De plus, Zoé considérait la création littéraire trop astreignante pour s’engager dans l’ aventure d’un roman qui exigeait de longues sessions de travail. « Une période d’écriture qui dépasse une heure est, pour moi, un tourment, pour ne pas dire un calvaire ! Je consulte continuellement ma montre pour savoir combien il reste de temps au supplice. Quand ma séance est terminée, c’est comme une délivrance. Je peux enfin faire ce que j’aime, qui, dans les circonstances, est n’importe quoi sauf écrire. »

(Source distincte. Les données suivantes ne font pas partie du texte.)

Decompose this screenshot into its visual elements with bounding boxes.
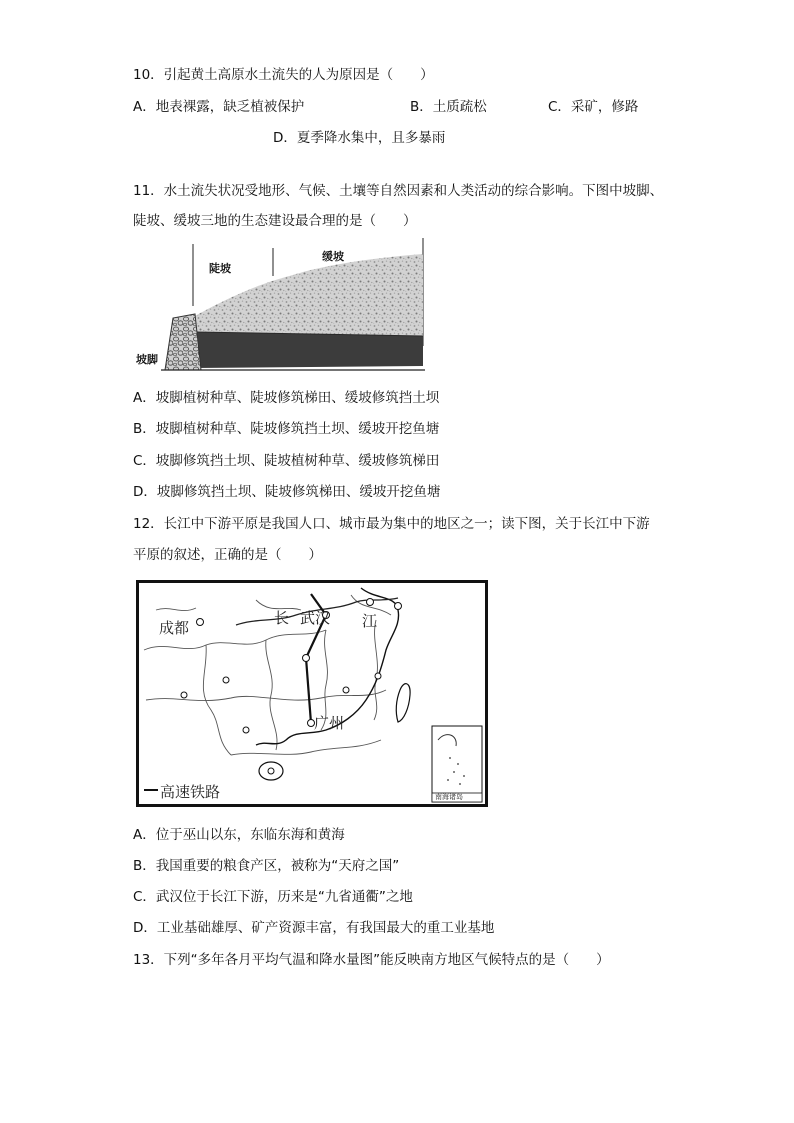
map-inset-label: 南海诸岛 (435, 793, 463, 801)
q10-stem: 10．引起黄土高原水土流失的人为原因是（ ） (133, 67, 434, 83)
q11-option-b: B．坡脚植树种草、陡坡修筑挡土坝、缓坡开挖鱼塘 (133, 421, 440, 437)
q12-option-d: D．工业基础雄厚、矿产资源丰富，有我国最大的重工业基地 (133, 920, 495, 936)
q12-option-c: C．武汉位于长江下游，历来是“九省通衢”之地 (133, 889, 413, 905)
q12-option-a: A．位于巫山以东，东临东海和黄海 (133, 827, 345, 843)
q10-option-b: B．土质疏松 (410, 99, 487, 115)
label-slope-foot: 坡脚 (136, 353, 158, 366)
label-steep-slope: 陡坡 (209, 262, 231, 275)
label-gentle-slope: 缓坡 (322, 250, 344, 263)
q10-option-a: A．地表裸露，缺乏植被保护 (133, 99, 305, 115)
q10-option-d: D．夏季降水集中，且多暴雨 (273, 130, 446, 146)
q11-option-a: A．坡脚植树种草、陡坡修筑梯田、缓坡修筑挡土坝 (133, 390, 440, 406)
q12-stem-line2: 平原的叙述，正确的是（ ） (133, 547, 322, 563)
map-label-guangzhou: 广州 (314, 714, 345, 732)
map-label-chang: 长 (274, 609, 290, 627)
q13-stem: 13．下列“多年各月平均气温和降水量图”能反映南方地区气候特点的是（ ） (133, 952, 610, 968)
china-map-figure (136, 580, 488, 807)
map-legend-railway: 高速铁路 (160, 783, 221, 801)
map-label-wuhan: 武汉 (300, 609, 331, 627)
q11-option-c: C．坡脚修筑挡土坝、陡坡植树种草、缓坡修筑梯田 (133, 453, 440, 469)
slope-figure (133, 236, 428, 374)
map-label-jiang: 江 (362, 612, 378, 630)
q11-option-d: D．坡脚修筑挡土坝、陡坡修筑梯田、缓坡开挖鱼塘 (133, 484, 441, 500)
q11-stem-line2: 陡坡、缓坡三地的生态建设最合理的是（ ） (133, 213, 417, 229)
map-label-chengdu: 成都 (159, 619, 190, 637)
q12-option-b: B．我国重要的粮食产区，被称为“天府之国” (133, 858, 400, 874)
q11-stem-line1: 11．水土流失状况受地形、气候、土壤等自然因素和人类活动的综合影响。下图中坡脚、 (133, 183, 664, 199)
q10-option-c: C．采矿，修路 (548, 99, 639, 115)
q12-stem-line1: 12．长江中下游平原是我国人口、城市最为集中的地区之一；读下图，关于长江中下游 (133, 516, 650, 532)
slope-figure-graphic (133, 236, 428, 374)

En fait, l’ultime raison, qui l’avait toujours empêché de créer une histoire romanesque, c’est qu’il n’avait pas de drame à raconter. Il était en manque de souffrance. |
Zoé est un homme heureux. Le bonheur lui a toujours collé à la peau. Professeur de français depuis de nombreuses années, sa profession le passionne. Francine, son amour de toujours, le comble de la réciprocité de ses sentiments: leur union est empreinte de respect, de complicité et de tendresse. Mais les étourderies de Zoé, dont il se moquait lui-même volontiers,deviennent de plus en plus angoissantes, faisant lentement place à une terreur soude, provoquée par un mal sournois.